Marian Goodman Gallery is pleased to announce an exhibition of recent work by Gabriel Orozco. We are delighted and honored to simultaneously celebrate the artist’s 20th anniversary with the gallery.
The exhibition continues Orozco’s investigation into intersections, mobility, rotation and dispersion. The new works maintain an elegant balance between geometry and the organic, the intentional and the accidental.
In the North Gallery is a new installation titled Inner Cuts, 2014. The installation recombines boomerangs with the scraps of raw wood from which they were carved. The shapes float and hover in the space as if the act of throwing a boomerang has been caught in stages and suspended onto the walls, moving the viewer’s eye and body in a circle around the room. The open, airiness of the gallery is reminiscent of the open field in Bucks County, Pennsylvania where Orozco practices throwing his ever-expanding collection of boomerangs. When considered, the sport makes perfect sense within the terms of his work. A boomerang itself is a curved surface, and when successfully thrown the object cuts through the air in the shape of a broad circle. Orozco recently began designing his own boomerangs, experimenting with the creation of wooden prototypes. Inner Cuts focuses on the leftovers of this process, the shapes organically and accidentally formed from the negative space in the wood.
In the North Viewing Room Orozco arranges various objects on display alongside a painting from his new Satellite series. The paintings are created using a slow technical process that employs a machine to spray oil onto the canvas. The process has a blurring effect on the original image of the earth. In the center of the room is a vitrine containing an ashtray Orozco found at a flea market long ago. The ashtray is rounded and displays a map of the earth laid onto a grid pattern. The name of a former owner is etched into the side and the object displays the evidence and traces of many years of use.

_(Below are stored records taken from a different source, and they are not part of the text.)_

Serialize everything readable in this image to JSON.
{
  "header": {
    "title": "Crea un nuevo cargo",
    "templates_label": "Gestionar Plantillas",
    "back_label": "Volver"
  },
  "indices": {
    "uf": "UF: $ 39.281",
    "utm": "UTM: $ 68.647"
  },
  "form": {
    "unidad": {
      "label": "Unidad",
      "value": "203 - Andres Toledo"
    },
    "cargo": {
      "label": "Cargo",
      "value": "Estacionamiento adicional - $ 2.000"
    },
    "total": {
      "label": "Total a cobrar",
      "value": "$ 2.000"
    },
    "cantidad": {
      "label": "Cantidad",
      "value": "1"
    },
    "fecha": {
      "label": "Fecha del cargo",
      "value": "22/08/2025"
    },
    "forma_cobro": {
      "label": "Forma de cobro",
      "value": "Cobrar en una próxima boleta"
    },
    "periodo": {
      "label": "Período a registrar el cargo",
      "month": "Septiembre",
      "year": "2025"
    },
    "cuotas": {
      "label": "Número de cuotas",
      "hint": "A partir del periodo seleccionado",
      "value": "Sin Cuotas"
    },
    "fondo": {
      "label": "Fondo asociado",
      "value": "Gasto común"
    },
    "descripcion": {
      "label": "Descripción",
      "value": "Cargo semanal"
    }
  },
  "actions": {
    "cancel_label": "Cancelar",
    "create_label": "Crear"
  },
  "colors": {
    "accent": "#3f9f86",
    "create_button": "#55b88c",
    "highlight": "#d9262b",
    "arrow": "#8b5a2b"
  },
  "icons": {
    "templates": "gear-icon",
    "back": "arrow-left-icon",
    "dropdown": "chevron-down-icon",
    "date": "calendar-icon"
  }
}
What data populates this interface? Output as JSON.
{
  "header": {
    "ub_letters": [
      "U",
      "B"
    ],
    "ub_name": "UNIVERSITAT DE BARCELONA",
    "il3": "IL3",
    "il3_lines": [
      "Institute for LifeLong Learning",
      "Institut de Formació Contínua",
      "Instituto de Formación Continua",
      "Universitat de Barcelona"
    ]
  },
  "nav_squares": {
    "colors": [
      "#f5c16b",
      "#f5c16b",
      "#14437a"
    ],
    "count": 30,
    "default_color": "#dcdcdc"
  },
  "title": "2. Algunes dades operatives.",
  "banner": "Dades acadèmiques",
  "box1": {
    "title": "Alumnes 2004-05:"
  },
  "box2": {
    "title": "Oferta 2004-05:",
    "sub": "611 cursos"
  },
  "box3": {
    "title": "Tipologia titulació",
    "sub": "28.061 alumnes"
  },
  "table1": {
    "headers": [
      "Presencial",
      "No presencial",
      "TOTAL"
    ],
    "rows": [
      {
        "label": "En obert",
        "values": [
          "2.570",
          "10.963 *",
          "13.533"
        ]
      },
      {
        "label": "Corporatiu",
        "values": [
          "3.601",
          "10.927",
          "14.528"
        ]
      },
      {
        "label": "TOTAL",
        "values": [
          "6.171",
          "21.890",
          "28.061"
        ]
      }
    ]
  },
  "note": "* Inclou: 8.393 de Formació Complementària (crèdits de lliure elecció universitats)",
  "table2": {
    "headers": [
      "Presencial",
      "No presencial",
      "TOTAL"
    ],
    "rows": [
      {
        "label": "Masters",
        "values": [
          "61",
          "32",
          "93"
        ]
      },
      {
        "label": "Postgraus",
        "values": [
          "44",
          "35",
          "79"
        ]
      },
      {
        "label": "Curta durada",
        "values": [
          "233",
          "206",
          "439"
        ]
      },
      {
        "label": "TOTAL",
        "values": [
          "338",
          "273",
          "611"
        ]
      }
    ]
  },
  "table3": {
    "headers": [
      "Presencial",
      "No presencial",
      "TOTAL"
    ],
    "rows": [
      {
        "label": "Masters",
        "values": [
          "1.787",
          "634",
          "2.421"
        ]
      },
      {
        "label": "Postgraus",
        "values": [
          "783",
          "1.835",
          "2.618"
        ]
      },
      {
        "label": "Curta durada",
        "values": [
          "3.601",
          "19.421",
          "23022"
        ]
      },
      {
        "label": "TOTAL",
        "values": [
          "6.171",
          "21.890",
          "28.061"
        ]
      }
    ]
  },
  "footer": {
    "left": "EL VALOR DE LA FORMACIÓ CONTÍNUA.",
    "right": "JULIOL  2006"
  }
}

Within the ashtray Orozco placed a small commemorative replica of Sputnik, the first satellite ever to be launched successfully into space in 1957. The Soviet satellite ushered in many changes and circled the earth for three months before falling from space.
On an adjacent wall Orozco has hung used shoe patterns gathered from a cobbler’s trash in Mexico. The templates are strung together on a rusted wire clothes hanger. The accumulation of normally discarded material in this piece reflects the wooden scraps of the boomerangs. Along another wall is a long, mostly empty shelf. In the center of the shelf lies the artist’s former cellphone case on which Orozco placed circular vinyl stickers. Orozco also applied these stickers to a number of his friends’ and colleagues’ phones. Placing stickers on the phones was an improvisational game that generated a connection - an exchange between the artist and the recipient. The phones then traveled to disparate locations and each bears individual effects of use over time. The empty portion of the shelf serves as a holding place for the undefined number of friends’ phones moving throughout the world.
In the South Gallery are a number of new graphite drawings and three new paintings. The drawings are on wood panel, covered in linen, then plaster, and then graphite. In a number of the drawings Orozco used a metal tipped compass to etch into the plaster revealing the white plaster underneath. The effect of the sanding and chiaroscuro in others provides an illusion of depth and three-dimensionality. Some seem to have an organized chaos about them while others convey a tranquil quality. In a recent interview Orozco says “an object in motion, when it’s constantly colliding, when it’s involved in constant accidents, tends towards a circular form…The circle is not a platonic shape for me. For me the circle or the sphere is more what objects tend towards, when they are exposed to nature, collisions, and erosion.”
The repeated sequence of circles in the three new paintings titled Inner Sections, (2014) likewise creates a surface of complex geometry. The overlapping of the circles, as they spin and move outwards from the center of the square, generates a proliferation of fragmented residue. Orozco fills the quartered and halved circles with color as well as the slivers – the leftovers created from the collisions. The evolution of movement from the center towards the open space echoes the circuit of the boomerang flying elliptically around the thrower.
Gabriel Orozco was born in 1962 in Veracruz, Mexico. He lives and works internationally. Recent solo exhibitions include Fleurs fantômes, commissioned by the Centre Region at Domaine de Chaumont-sur-Loire, Loire, France and on view through December 31, 2016; Gabriel Orozco: Natural Motion at the Kunsthaus Bregenz, Austria (2013) which traveled to the Moderna Museet, Sweden (2014); Thinking in Circles, at the Fruitmarket Gallery, Edinburgh (2013); and Asterisms, at the Deutsche Guggenheim and the Guggenheim, New York (2012). From 2009–2011 a retrospective of the artist’s work traveled from the Museum of Modern Art, New York to the Centre Pompidou, Paris, the Kunstmuseum Basel, Switzerland and the Tate Modern, London. Forthcoming in 2015 is a solo exhibition at the Museum of Contemporary Art Tokyo, Japan.